Mortgage approvals in Britain at highest for a decade as Brexit deadline looms

Mortgage approvals in Britain at highest for a decade as Brexit deadline looms

The total number of mortgage approvals in the UK last month was the highest monthly total for a decade, as the possibility of a no-deal Brexit prompted borrowers to act, new figures show.

There were 95,126 mortgages approved by the main high street banks in July 2019, the highest since July 2009 when there were 99,970 according to UK Finance.

Andrew Montlake, managing director of mortgage broker Coreco, said: “July was the month when the odds of a no-deal Brexit got a lot shorter and this clearly incentivised people to act.

Borrowers have become increasingly worried that lenders could easily pull down the shutters in the event of a disorderly Brexit and also increase their rates so they’re getting on with it.

Remortgage approvals were the biggest driver of growth, but new home purchases also contributed to the rise.

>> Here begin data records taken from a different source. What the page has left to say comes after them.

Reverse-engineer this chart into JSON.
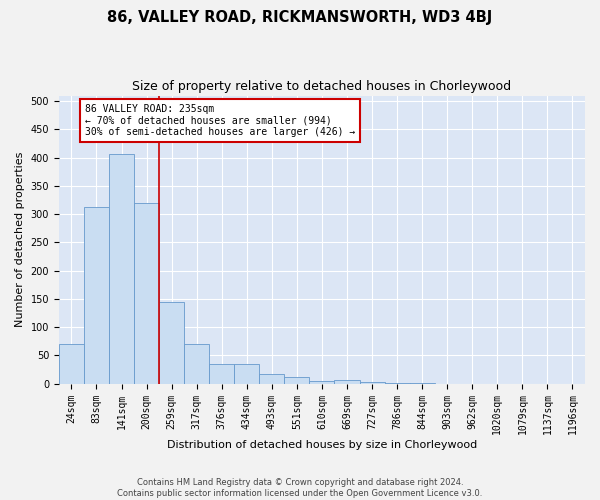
{
  "title": "86, VALLEY ROAD, RICKMANSWORTH, WD3 4BJ",
  "subtitle": "Size of property relative to detached houses in Chorleywood",
  "xlabel": "Distribution of detached houses by size in Chorleywood",
  "ylabel": "Number of detached properties",
  "footer_line1": "Contains HM Land Registry data © Crown copyright and database right 2024.",
  "footer_line2": "Contains public sector information licensed under the Open Government Licence v3.0.",
  "bar_labels": [
    "24sqm",
    "83sqm",
    "141sqm",
    "200sqm",
    "259sqm",
    "317sqm",
    "376sqm",
    "434sqm",
    "493sqm",
    "551sqm",
    "610sqm",
    "669sqm",
    "727sqm",
    "786sqm",
    "844sqm",
    "903sqm",
    "962sqm",
    "1020sqm",
    "1079sqm",
    "1137sqm",
    "1196sqm"
  ],
  "bar_heights": [
    70,
    312,
    407,
    320,
    145,
    70,
    35,
    35,
    17,
    11,
    5,
    7,
    2,
    1,
    1,
    0,
    0,
    0,
    0,
    0,
    0
  ],
  "bar_color": "#c9ddf2",
  "bar_edge_color": "#6699cc",
  "red_line_x": 4,
  "annotation_text": "86 VALLEY ROAD: 235sqm\n← 70% of detached houses are smaller (994)\n30% of semi-detached houses are larger (426) →",
  "annotation_box_color": "#ffffff",
  "annotation_box_edge_color": "#cc0000",
  "red_line_color": "#cc0000",
  "ylim": [
    0,
    510
  ],
  "yticks": [
    0,
    50,
    100,
    150,
    200,
    250,
    300,
    350,
    400,
    450,
    500
  ],
  "plot_bg_color": "#dce6f5",
  "fig_bg_color": "#f2f2f2",
  "title_fontsize": 10.5,
  "subtitle_fontsize": 9,
  "axis_label_fontsize": 8,
  "tick_fontsize": 7,
  "annotation_fontsize": 7,
  "footer_fontsize": 6
}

Compared to the same month last year, home purchases loans were 16.4% higher, remortgage approvals up 19.4% and other secured borrowing 12.7% higher.

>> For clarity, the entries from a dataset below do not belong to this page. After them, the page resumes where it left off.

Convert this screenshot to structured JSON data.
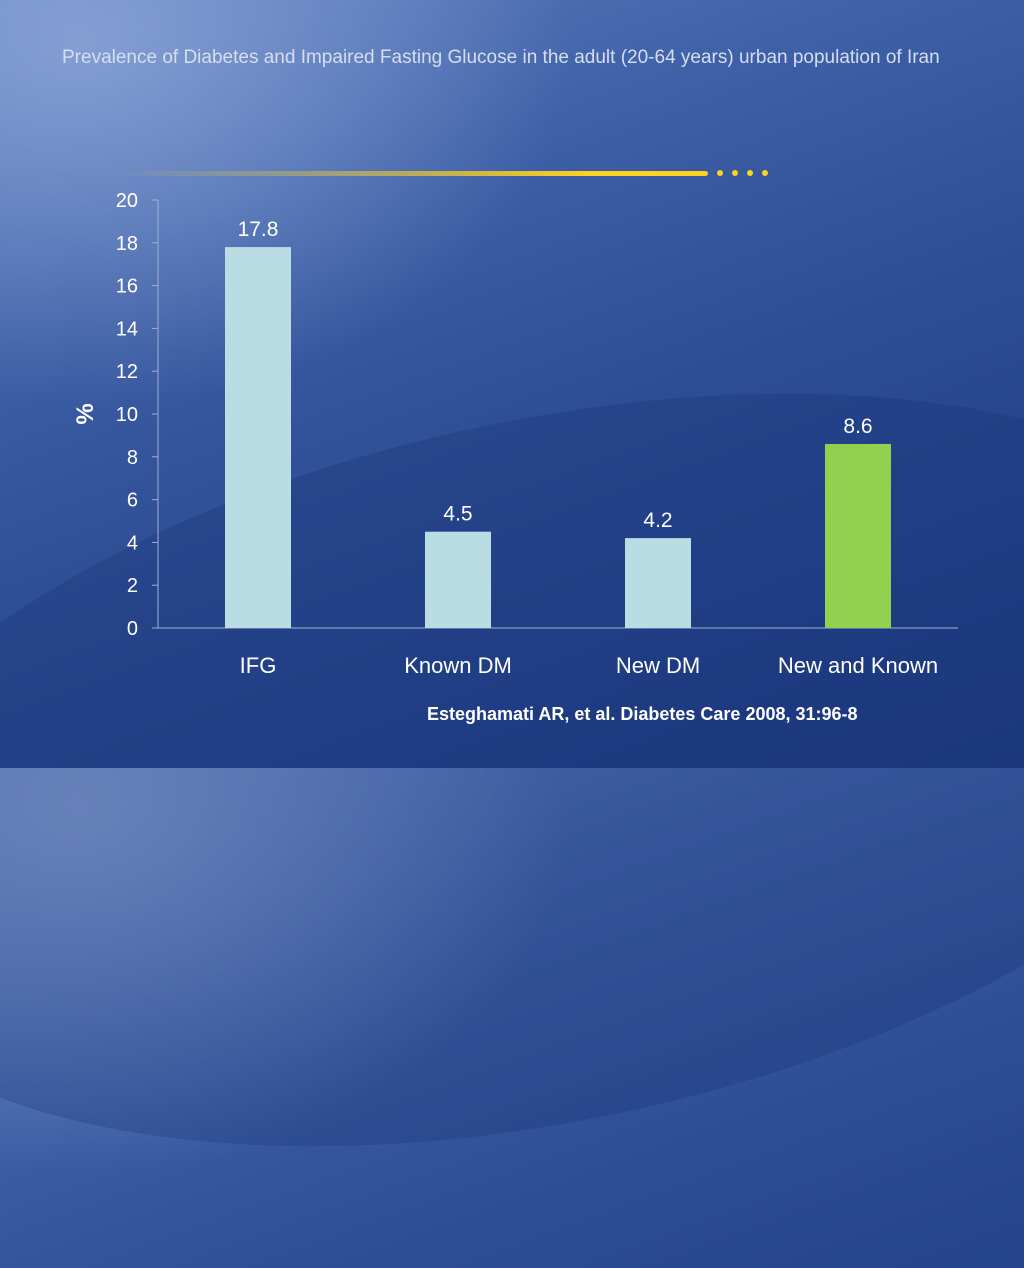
{
  "slide": {
    "title": "Prevalence of Diabetes and Impaired Fasting Glucose in the adult (20-64 years) urban population of Iran",
    "citation": "Esteghamati AR, et al. Diabetes Care 2008, 31:96-8"
  },
  "colors": {
    "bar_default": "#b9dde3",
    "bar_highlight": "#92d050",
    "divider": "#ffd21f"
  },
  "chart_data": {
    "type": "bar",
    "categories": [
      "IFG",
      "Known DM",
      "New DM",
      "New and Known"
    ],
    "values": [
      17.8,
      4.5,
      4.2,
      8.6
    ],
    "data_labels": [
      "17.8",
      "4.5",
      "4.2",
      "8.6"
    ],
    "highlight_index": 3,
    "ylabel": "%",
    "ylim": [
      0,
      20
    ],
    "yticks": [
      0,
      2,
      4,
      6,
      8,
      10,
      12,
      14,
      16,
      18,
      20
    ],
    "grid": false,
    "legend": "none"
  }
}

Tim Waterlow, development director of lifetime mortgage provider Responsible Lending, said: “Mortgage approvals haven’t reached these dizzying heights since the depths of the financial crash so it’s quite remarkable it’s taken us a decade to get here.

“This fact alone drives home the long-lasting impact the crash has had on the housing market and, with murmurings around Europe of more economic turmoil, lenders will be hoping this is not a peak before yet another collapse.”

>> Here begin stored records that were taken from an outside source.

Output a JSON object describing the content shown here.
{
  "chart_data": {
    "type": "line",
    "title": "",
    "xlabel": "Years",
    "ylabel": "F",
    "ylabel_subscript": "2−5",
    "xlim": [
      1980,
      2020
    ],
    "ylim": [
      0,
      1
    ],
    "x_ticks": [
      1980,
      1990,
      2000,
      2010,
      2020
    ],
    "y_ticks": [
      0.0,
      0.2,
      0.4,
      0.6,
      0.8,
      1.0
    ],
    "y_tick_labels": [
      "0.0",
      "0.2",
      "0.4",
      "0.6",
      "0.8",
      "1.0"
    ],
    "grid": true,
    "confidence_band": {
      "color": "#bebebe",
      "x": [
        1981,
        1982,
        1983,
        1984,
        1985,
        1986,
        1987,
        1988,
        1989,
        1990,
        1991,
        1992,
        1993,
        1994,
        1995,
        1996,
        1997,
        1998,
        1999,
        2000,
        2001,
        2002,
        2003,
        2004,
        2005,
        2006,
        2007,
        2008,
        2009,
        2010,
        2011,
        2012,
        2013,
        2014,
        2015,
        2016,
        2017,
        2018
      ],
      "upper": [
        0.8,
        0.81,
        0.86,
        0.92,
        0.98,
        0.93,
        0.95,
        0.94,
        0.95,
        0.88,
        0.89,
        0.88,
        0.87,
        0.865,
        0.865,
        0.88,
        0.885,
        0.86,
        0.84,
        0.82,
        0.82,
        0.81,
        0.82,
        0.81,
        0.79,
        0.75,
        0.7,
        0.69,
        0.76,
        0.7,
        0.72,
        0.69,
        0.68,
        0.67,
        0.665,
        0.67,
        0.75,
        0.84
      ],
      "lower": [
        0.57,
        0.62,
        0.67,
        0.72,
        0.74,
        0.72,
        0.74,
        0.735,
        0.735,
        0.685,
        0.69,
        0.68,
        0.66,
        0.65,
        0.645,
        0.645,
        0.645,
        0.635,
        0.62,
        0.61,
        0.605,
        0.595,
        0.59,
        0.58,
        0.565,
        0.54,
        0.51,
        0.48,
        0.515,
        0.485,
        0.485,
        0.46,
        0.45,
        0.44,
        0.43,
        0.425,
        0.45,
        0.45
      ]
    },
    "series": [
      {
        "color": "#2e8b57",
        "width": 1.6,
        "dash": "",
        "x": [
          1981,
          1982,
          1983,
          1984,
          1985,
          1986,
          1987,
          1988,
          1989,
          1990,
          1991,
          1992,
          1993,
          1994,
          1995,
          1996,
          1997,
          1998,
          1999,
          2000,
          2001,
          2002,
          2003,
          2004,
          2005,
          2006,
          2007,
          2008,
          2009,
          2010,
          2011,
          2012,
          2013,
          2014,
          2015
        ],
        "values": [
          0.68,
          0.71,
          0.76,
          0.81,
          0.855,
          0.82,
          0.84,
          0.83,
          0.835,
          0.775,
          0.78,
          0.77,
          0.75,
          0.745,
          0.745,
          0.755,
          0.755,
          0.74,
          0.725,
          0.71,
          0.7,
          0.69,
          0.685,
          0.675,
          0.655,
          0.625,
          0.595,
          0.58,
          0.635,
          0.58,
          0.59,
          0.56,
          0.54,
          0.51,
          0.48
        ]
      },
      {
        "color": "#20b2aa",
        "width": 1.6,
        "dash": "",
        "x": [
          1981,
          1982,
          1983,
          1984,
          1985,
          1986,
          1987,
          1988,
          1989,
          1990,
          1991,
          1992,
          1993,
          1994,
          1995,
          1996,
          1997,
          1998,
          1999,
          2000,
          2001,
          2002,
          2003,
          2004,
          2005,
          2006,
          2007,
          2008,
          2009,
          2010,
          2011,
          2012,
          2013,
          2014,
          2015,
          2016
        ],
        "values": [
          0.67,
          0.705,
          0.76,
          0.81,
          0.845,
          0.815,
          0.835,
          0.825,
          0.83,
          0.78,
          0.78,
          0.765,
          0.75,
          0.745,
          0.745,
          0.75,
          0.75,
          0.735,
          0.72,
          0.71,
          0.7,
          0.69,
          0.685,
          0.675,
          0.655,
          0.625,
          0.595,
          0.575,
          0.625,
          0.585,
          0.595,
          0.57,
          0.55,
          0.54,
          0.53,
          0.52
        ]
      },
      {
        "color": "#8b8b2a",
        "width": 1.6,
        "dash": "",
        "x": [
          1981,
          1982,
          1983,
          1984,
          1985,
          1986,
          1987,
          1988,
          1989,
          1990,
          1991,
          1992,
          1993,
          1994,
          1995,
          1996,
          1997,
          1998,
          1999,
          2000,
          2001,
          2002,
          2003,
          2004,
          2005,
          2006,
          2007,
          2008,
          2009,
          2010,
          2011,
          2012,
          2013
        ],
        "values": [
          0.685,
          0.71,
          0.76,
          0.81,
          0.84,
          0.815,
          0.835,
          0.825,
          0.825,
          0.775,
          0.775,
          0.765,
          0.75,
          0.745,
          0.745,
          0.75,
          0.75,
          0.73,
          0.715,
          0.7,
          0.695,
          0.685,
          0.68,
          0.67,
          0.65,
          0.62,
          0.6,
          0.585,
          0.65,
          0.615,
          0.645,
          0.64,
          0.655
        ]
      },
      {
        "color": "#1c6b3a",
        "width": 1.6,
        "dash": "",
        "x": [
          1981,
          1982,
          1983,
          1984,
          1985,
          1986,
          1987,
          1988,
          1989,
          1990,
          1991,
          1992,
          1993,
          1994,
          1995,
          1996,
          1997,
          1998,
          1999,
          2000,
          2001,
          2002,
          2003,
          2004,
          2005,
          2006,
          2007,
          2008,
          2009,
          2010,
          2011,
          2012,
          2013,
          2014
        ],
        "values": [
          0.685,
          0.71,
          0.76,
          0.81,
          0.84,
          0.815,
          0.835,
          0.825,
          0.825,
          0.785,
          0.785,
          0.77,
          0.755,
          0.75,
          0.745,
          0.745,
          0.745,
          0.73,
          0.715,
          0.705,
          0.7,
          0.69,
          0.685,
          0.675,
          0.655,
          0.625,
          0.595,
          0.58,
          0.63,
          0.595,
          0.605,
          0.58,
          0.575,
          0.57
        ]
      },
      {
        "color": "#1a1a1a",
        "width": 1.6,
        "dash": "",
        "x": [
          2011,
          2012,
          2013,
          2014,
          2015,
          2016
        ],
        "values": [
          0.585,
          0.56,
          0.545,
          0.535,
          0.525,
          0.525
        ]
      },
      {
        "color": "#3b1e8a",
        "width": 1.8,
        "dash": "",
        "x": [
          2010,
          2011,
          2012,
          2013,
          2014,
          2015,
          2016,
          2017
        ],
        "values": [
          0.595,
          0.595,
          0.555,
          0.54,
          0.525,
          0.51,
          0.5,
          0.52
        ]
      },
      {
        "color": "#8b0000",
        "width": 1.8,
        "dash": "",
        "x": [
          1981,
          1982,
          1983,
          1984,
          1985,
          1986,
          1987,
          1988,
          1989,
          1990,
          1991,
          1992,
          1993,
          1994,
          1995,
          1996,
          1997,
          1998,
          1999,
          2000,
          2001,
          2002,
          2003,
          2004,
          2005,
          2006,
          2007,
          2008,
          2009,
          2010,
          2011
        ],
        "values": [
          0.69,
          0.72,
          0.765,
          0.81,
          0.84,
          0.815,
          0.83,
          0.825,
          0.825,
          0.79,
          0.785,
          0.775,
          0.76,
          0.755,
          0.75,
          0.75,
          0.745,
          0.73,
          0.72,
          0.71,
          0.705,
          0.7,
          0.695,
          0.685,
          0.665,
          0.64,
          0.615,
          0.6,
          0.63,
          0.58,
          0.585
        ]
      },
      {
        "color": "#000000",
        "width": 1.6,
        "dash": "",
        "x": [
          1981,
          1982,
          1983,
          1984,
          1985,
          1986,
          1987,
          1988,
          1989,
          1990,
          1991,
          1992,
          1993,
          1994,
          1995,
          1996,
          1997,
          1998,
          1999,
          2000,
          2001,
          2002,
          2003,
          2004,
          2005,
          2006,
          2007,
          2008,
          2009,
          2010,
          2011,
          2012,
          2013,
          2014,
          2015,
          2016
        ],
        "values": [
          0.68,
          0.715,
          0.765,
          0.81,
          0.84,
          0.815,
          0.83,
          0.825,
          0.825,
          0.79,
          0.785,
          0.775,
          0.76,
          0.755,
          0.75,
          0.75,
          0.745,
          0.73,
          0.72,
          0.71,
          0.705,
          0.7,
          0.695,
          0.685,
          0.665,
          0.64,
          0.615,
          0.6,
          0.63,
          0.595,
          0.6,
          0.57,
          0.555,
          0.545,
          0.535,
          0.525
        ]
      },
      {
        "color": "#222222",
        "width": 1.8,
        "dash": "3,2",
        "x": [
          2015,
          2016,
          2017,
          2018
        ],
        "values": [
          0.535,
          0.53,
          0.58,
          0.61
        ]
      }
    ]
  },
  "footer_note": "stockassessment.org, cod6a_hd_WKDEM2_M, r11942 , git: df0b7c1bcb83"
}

Meanwhile, credit card spending reached a record £12 billion, up 8.2% on July 2018.

UK Finance said a record high of repayments showed that consumers were managing their finances effectively.

Personal borrowing through loans was 9.3% higher than last July, but remained lower than levels seen between 2015 and 2017.

Gareth Lewis, commercial director of property lender MT Finance, said: “The biggest worry is that people borrow beyond their means and then there is a fallout from Brexit leading to a dip in the economy but borrowers aren’t leveraging themselves too highly.”